If you’re going to spend a million dollars on a major new acquisition, would you expect it to melt in the next six months? On Friday morning (15 March) National Gallery director Nick Mitzevich ascended a scissor lift in front of assembled media and lit the wick on a four-metre monolithic statue of a man made entirely of wax.
The work is by Swiss artist Urs Fischer and portrays his friend Francesco, a curator. Francesco is perched on a fridge, not a plinth, and the refrigerator door is open at the back to reveal an assortment of fruit and vegetables.
Francesco himself is hunched over in that most emblematic of modern poses, looking at his smartphone. The whole thing is made of wax apart from the armature inside the fridge and the idea is that over a six month period, the wax will gradually melt into a mottled puddle all over the plinth as the whole enormous candle disintegrates in front of our eyes.
Mitzevich says it’s a metaphor for the world we live in, where everything changes and passes, and everything we think is important can melt away with time. “The fridge defines keeping things fresh and giving them an extra life. It’s packed with vegetables and fruit, and Fischer is fascinated by the history of art and still life paintings that capture life and mortality. But the fridge only gives us a short extension and nobody can work against life itself.”
It will take around six months for the sculpture to melt fully and yes, the Gallery has plans in place for managing the wax flow. At the end of that time, the work is reborn: Mitzevich said that as part of the acquisition, the NGA receives a cast, a mould and a manual to recast the pieces as often as they like.

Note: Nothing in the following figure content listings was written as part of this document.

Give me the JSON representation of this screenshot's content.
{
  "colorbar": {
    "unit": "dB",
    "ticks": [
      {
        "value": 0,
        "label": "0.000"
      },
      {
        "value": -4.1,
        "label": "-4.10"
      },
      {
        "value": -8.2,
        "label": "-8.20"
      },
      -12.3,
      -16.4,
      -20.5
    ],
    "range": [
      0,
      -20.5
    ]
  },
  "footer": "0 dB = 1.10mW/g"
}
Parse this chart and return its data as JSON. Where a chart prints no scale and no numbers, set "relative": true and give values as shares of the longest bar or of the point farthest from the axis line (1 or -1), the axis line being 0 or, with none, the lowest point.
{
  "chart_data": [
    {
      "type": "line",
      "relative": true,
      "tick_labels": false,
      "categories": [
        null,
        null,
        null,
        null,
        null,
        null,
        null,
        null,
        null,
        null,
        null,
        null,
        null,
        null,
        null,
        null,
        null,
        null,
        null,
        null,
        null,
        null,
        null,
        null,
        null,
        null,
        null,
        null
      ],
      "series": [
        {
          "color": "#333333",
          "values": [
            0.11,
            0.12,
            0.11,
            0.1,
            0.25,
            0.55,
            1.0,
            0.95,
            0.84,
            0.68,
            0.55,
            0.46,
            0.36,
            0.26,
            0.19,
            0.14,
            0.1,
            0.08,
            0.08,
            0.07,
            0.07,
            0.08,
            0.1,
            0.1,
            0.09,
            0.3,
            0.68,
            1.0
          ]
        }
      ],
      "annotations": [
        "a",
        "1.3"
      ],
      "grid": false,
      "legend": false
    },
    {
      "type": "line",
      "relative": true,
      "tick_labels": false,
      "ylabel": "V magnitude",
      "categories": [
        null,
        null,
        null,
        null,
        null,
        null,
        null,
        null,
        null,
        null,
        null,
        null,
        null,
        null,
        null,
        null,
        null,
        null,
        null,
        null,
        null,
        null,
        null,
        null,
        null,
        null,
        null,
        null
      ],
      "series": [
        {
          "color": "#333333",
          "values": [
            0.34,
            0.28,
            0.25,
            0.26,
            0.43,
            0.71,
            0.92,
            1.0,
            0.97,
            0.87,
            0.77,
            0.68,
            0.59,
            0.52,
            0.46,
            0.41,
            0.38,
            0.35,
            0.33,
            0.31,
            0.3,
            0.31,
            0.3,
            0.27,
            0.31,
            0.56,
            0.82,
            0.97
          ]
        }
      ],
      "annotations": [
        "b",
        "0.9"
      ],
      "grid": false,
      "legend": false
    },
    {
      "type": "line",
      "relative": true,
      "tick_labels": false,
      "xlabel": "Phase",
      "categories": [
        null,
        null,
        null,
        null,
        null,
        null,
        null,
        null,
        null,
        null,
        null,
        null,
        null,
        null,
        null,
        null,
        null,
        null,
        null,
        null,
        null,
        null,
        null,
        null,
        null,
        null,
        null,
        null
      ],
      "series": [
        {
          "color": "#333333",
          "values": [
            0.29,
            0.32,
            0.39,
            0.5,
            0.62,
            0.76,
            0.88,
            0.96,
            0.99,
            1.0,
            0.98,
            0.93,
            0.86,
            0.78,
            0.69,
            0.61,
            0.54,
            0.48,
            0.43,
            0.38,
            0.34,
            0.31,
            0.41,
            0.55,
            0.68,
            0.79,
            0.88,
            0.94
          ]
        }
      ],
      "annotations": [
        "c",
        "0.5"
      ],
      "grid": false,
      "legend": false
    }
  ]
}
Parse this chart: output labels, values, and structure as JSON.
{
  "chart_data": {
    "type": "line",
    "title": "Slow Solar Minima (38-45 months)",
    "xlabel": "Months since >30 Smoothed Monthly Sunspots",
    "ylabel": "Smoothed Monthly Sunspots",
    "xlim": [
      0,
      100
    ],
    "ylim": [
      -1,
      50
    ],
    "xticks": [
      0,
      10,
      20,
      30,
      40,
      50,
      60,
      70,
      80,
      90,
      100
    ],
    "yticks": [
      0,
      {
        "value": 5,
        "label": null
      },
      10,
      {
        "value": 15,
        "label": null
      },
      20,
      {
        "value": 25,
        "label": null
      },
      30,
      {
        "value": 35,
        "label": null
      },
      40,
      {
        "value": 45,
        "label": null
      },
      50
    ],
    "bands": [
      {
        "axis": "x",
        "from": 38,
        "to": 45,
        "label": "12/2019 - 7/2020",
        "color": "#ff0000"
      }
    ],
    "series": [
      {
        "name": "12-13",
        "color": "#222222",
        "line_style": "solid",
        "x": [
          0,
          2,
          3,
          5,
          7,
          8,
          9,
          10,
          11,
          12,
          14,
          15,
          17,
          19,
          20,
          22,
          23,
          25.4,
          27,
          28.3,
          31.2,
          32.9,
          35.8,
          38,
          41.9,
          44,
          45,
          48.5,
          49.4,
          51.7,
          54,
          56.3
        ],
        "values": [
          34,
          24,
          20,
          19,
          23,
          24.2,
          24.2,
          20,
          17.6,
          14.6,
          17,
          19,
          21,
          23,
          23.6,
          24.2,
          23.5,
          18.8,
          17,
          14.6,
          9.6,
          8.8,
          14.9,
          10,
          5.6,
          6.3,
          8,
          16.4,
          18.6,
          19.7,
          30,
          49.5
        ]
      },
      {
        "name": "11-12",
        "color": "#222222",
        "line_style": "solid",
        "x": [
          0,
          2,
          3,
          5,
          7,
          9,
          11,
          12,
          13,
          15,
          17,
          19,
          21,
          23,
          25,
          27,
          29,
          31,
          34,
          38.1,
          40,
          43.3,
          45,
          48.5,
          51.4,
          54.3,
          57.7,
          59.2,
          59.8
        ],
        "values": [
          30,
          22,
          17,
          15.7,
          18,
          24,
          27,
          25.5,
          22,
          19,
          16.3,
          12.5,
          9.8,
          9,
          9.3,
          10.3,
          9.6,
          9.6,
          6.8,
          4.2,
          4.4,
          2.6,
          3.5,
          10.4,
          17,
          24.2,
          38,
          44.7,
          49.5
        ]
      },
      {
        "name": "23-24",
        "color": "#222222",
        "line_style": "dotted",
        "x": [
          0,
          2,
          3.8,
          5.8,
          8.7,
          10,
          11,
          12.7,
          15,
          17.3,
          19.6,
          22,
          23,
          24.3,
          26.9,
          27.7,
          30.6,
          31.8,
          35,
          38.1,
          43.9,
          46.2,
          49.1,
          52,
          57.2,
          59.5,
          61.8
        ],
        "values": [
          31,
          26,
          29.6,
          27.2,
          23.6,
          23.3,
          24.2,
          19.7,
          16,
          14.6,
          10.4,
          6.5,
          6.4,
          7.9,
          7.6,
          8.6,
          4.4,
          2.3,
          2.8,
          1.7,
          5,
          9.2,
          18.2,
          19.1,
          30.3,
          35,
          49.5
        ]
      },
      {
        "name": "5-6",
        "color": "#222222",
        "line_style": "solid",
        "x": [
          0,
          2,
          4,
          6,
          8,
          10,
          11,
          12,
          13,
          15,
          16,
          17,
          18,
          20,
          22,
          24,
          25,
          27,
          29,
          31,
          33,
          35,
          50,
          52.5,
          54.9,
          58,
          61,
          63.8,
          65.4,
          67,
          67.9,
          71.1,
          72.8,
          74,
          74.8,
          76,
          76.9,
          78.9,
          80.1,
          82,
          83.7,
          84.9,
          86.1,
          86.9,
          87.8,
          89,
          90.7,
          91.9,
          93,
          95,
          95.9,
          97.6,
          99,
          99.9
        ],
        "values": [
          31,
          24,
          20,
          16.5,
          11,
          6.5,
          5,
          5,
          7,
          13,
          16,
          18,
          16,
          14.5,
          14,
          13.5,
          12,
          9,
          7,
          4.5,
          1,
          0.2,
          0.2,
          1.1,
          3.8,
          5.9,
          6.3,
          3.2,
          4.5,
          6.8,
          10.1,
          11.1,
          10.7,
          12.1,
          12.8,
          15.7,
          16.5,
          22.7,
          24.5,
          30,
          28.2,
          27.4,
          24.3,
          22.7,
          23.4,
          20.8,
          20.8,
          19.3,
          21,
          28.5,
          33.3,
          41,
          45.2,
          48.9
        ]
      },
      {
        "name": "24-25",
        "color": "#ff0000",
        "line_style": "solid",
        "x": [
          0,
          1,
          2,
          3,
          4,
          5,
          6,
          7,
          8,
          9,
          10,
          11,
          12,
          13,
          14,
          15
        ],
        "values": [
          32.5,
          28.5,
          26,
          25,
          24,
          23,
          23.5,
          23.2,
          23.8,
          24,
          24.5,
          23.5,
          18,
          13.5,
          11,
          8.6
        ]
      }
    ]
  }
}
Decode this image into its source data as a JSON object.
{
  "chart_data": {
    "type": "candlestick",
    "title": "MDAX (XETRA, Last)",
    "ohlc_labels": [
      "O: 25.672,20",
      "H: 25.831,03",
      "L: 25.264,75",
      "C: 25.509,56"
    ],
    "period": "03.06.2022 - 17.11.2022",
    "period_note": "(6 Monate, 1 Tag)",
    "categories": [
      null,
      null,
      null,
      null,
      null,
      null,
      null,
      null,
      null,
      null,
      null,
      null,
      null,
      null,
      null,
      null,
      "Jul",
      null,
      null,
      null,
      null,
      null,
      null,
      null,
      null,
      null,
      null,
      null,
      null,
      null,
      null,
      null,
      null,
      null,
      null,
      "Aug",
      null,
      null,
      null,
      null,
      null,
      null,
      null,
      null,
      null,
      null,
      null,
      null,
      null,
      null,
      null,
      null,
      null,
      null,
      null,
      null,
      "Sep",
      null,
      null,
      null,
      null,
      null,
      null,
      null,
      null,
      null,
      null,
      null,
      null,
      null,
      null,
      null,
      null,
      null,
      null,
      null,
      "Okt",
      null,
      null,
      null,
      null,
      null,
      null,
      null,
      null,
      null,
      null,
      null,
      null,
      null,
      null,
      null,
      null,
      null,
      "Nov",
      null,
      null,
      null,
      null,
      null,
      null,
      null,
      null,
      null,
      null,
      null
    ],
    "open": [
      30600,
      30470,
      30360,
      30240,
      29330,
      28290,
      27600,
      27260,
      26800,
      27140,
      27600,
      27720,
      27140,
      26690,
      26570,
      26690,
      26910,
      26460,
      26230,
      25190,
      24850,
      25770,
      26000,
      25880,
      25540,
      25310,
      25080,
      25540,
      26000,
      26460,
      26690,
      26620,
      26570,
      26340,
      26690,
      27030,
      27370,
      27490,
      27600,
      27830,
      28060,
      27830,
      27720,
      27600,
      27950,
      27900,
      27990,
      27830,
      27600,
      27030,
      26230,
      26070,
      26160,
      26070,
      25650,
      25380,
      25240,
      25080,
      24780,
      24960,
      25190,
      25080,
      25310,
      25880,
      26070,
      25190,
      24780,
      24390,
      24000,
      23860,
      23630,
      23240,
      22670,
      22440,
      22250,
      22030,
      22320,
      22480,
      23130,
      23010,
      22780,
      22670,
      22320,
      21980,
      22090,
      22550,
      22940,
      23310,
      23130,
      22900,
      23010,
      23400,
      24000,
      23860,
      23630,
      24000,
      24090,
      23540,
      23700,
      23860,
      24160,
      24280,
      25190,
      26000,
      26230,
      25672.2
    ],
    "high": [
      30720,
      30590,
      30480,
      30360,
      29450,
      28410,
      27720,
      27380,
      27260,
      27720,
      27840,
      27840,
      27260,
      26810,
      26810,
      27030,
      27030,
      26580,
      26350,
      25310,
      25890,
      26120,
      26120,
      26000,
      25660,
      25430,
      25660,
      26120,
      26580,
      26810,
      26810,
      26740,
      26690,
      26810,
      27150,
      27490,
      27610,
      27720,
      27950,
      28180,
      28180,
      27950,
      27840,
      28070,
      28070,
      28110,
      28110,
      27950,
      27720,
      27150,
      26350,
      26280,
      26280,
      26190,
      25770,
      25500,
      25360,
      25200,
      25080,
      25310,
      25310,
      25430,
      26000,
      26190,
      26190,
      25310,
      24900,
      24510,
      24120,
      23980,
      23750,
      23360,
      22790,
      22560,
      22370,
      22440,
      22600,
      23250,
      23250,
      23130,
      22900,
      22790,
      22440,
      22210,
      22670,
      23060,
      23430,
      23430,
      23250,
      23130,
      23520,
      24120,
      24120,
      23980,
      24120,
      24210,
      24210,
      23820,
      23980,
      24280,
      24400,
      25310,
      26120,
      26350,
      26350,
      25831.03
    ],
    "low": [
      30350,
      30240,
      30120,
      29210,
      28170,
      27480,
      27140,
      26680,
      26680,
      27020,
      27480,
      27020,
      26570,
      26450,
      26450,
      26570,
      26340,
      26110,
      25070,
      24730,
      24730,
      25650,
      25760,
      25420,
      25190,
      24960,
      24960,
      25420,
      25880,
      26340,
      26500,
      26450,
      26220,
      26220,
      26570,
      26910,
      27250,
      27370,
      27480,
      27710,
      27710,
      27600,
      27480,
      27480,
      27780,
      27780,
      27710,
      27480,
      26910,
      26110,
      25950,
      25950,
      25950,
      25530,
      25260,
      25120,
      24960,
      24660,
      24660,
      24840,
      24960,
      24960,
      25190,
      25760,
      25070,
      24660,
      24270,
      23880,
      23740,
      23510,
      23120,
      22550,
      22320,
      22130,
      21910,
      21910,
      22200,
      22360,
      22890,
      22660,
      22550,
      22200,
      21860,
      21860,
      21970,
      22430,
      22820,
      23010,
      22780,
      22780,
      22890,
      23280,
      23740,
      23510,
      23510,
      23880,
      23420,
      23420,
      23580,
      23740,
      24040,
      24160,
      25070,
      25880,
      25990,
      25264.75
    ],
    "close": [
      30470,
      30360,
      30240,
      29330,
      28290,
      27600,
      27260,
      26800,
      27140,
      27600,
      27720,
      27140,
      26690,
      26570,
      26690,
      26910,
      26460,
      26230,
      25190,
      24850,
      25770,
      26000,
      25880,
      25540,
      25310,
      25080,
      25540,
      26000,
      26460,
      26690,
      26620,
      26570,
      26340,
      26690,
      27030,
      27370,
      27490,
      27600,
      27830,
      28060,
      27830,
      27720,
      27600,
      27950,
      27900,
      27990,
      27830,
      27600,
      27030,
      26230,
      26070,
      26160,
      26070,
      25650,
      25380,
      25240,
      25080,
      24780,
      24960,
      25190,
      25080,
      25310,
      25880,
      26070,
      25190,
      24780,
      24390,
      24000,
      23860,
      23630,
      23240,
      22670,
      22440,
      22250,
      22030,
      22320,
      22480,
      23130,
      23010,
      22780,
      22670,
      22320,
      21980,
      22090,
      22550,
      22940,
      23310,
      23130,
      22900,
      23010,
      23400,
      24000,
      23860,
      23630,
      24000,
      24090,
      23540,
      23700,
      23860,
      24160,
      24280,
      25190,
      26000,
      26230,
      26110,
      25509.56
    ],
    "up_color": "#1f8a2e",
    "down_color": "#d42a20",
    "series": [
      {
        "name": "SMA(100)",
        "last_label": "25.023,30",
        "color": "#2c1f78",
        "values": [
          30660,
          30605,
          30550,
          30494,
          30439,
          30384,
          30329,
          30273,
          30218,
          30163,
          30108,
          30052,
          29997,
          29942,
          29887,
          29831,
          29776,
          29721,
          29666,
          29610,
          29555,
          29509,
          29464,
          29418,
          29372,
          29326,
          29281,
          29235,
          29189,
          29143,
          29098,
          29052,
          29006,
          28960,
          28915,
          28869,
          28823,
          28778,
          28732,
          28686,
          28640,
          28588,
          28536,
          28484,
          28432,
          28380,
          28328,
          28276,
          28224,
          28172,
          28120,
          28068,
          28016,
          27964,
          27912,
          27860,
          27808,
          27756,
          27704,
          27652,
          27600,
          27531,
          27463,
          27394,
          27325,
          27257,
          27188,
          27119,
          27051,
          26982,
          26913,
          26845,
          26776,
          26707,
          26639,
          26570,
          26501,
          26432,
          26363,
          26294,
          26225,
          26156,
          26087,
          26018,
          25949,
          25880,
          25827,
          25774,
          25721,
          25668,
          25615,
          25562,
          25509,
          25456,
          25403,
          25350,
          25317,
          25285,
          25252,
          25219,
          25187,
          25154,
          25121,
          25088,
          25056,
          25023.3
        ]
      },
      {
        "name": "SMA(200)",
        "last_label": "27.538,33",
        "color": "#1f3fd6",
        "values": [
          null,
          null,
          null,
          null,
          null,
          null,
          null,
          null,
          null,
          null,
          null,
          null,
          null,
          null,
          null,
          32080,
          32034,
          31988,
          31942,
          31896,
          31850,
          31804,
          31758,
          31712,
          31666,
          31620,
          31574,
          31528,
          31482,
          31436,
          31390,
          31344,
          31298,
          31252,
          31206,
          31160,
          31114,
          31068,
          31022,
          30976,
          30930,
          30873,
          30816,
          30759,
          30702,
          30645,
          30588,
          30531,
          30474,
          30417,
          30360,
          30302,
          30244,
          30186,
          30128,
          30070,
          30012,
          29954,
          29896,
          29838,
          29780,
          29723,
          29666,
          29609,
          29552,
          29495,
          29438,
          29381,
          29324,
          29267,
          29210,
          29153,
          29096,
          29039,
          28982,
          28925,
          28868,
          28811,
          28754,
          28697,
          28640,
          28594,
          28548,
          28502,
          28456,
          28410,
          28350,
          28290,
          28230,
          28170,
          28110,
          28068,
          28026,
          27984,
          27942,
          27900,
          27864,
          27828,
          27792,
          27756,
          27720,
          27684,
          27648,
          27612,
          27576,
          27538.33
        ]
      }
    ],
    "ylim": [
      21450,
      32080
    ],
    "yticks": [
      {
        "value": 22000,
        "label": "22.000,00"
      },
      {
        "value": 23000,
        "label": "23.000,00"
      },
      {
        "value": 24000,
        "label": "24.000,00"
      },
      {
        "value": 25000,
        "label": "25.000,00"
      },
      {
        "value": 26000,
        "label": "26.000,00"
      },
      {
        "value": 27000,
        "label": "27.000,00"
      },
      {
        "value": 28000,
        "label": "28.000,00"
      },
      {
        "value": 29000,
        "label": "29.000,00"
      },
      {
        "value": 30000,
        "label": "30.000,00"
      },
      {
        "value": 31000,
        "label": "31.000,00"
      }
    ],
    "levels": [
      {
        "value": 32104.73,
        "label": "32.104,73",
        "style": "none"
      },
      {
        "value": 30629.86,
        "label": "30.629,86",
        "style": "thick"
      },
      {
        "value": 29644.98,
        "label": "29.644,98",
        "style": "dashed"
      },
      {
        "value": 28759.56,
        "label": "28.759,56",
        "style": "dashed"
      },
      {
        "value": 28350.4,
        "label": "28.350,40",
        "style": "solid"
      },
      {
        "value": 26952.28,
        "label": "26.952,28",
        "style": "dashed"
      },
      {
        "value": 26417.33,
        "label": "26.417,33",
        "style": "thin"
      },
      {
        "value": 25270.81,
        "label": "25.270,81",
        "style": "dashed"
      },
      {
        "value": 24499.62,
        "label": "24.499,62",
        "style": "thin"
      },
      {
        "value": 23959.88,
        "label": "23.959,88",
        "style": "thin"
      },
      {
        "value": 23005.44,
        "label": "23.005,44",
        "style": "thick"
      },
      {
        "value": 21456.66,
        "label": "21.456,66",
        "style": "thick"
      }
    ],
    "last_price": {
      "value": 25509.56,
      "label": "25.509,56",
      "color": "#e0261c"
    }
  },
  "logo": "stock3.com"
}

Curator Jaklyn Babington says the artist is having a bit of a dig at all the grand statues of men on plinths around the world. “He’s not in a heroic pose we’d expect, he’s on a fridge, not a pedestal so the artist sets up this man and then burns him down.
“No matter how many men are put on pedestals, they’re replaced by the next generation. Francesco is quite well known for making outrageous statements about curators and how you can get rid of them, saying that paintings are dead, so I think the artists and his subject are having a pretty provocative conversation about art together.”
She thinks we need to take time with pieces like this to absorb the many ideas embedded in them. And, as the director says, “We are used to artworks that are static. This one has a process and life of its own. So it’s a poignant and at times macabre metaphor for the lives we lead”.
Francesco 2017 is at the NGA, free admission.